Because most ear infections improve within 24 hours of seeing a doctor, physicians are less likely to prescribe antibiotics immediately, often waiting to see if symptoms persist or progress. This strategy has been shown to reduce antibiotic usage.

If antibiotics are prescribed, it is important to take ALL of the prescribed antibiotic on schedule. Ear tubes may be inserted for children who have persistent or recurring ear infections, to re-establish the proper functioning of the middle ear. Inserting ear tubes is a simple and effective surgical procedure.


The following steps may help an earache:

  • Over-the-counter pain relievers, such as acetaminophen or ibuprofen, can provide relief for children and adults with an earache. (Do NOT give aspirin to children)
  • A cold pack or cold wet wash cloth applied to the outer ear for 20 minutes may reduce pain.
  • Olive oil or over-the-counter ear drops are gentle and effective, as long as the eardrum has not ruptured. Prescription drops, such as Auralgan, are also effective at pain relief.
  • For children old enough to safely chew gum, chewing may help relieve the pain and pressure of an ear infection.
  • If a child is uncomfortable lying down, resting in an upright position may help reduce pressure in the middle ear.

Ear pain caused by rapidly descending from high altitudes can be relieved by swallowing, chewing gum, or other methods. Allowing infants to suck on a bottle during descent can help.

For children, call your child's doctor if:

  • The child's symptoms (pain, fever, or irritability) do not improve within 24 to 48 hours
  • At the start, the child seems sicker than just an ear infection
  • Your child has a high fever or severe pain
  • Severe pain suddenly stops hurting -- this may indicate a ruptured eardrum
  • Symptoms worsen
  • New symptoms appear, especially severe headache, dizziness, swelling around the ear, or weakness of the face muscles

Prevention / Risk Factors

Ear pain in children is often caused by a build-up of fluid and pressure behind the eardrum, in the area called the middle ear. The middle ear is connected to the nasal passages by a short narrow tube, the eustachian tube. The eustachian tube allows normal fluids to drain out of the middle ear, and helps keep the pressure in your ear equalized.

A cold or allergy can block the eustachian tube due to inflammation and the build-up of secretions. This is especially likely in small children, because their eustachian tube is shorter and more horizontal. When the eustachian tube closes, the normal flow of fluid from the middle ear is prevented. The fluid begins to accumulate, which can cause stuffiness, pain, hearing loss, and an ear infection.

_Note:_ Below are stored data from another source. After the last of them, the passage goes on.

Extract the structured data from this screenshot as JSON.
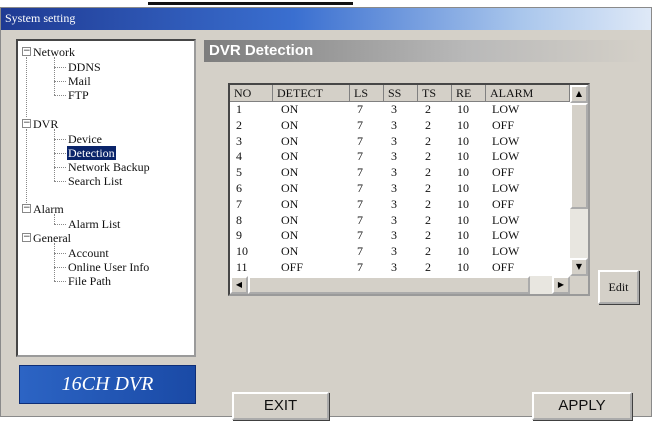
{
  "window": {
    "title": "System setting"
  },
  "tree": {
    "groups": [
      {
        "label": "Network",
        "children": [
          "DDNS",
          "Mail",
          "FTP"
        ]
      },
      {
        "label": "DVR",
        "children": [
          "Device",
          "Detection",
          "Network Backup",
          "Search List"
        ]
      },
      {
        "label": "Alarm",
        "children": [
          "Alarm List"
        ]
      },
      {
        "label": "General",
        "children": [
          "Account",
          "Online User Info",
          "File Path"
        ]
      }
    ],
    "selected": "Detection",
    "expanded_symbol": "−"
  },
  "logo": {
    "text": "16CH DVR"
  },
  "section": {
    "title": "DVR Detection"
  },
  "table": {
    "columns": [
      "NO",
      "DETECT",
      "LS",
      "SS",
      "TS",
      "RE",
      "ALARM"
    ],
    "rows": [
      [
        "1",
        "ON",
        "7",
        "3",
        "2",
        "10",
        "LOW"
      ],
      [
        "2",
        "ON",
        "7",
        "3",
        "2",
        "10",
        "OFF"
      ],
      [
        "3",
        "ON",
        "7",
        "3",
        "2",
        "10",
        "LOW"
      ],
      [
        "4",
        "ON",
        "7",
        "3",
        "2",
        "10",
        "LOW"
      ],
      [
        "5",
        "ON",
        "7",
        "3",
        "2",
        "10",
        "OFF"
      ],
      [
        "6",
        "ON",
        "7",
        "3",
        "2",
        "10",
        "LOW"
      ],
      [
        "7",
        "ON",
        "7",
        "3",
        "2",
        "10",
        "OFF"
      ],
      [
        "8",
        "ON",
        "7",
        "3",
        "2",
        "10",
        "LOW"
      ],
      [
        "9",
        "ON",
        "7",
        "3",
        "2",
        "10",
        "LOW"
      ],
      [
        "10",
        "ON",
        "7",
        "3",
        "2",
        "10",
        "LOW"
      ],
      [
        "11",
        "OFF",
        "7",
        "3",
        "2",
        "10",
        "OFF"
      ]
    ]
  },
  "buttons": {
    "edit": "Edit",
    "exit": "EXIT",
    "apply": "APPLY"
  },
  "colors": {
    "titlebar": "#1f3a93",
    "selection": "#0a246a",
    "logo": "#2c64c4",
    "face": "#d4d0c8"
  }
}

The symptoms of an ear infection may include fever, ear pain, fussiness, increased crying, and irritability. Many children will have temporary and minor hearing loss during and right after an ear infection. Permanent hearing loss is rare, but the risk increases the more infections a child has.

Ear pain in a child or infant is not always from infection, however. Other causes include water from bathing, soap or shampoo retention, or ear canal irritation from cotton-tipped swabs.

Ear pain in adults is less likely to be from an ear infection. What you perceive as ear pain may actually be coming from another location, such as your temporomandibular joint, your teeth, throat, or other location. This is called "referred" pain.


The following steps may help prevent earaches:

  • Avoid smoking near children. Smoking has been shown to cause millions of ear infections each year in children.
  • Take steps to control allergies. In particular, avoid allergy triggers. Steroid nasal spray may help reduce ear infections. However, over-the-counter sedating antihistamines and decongestants do NOT prevent ear infections.
  • Outer ear infections can be prevented by not putting objects in the ear, and drying the ear after bathing or swimming.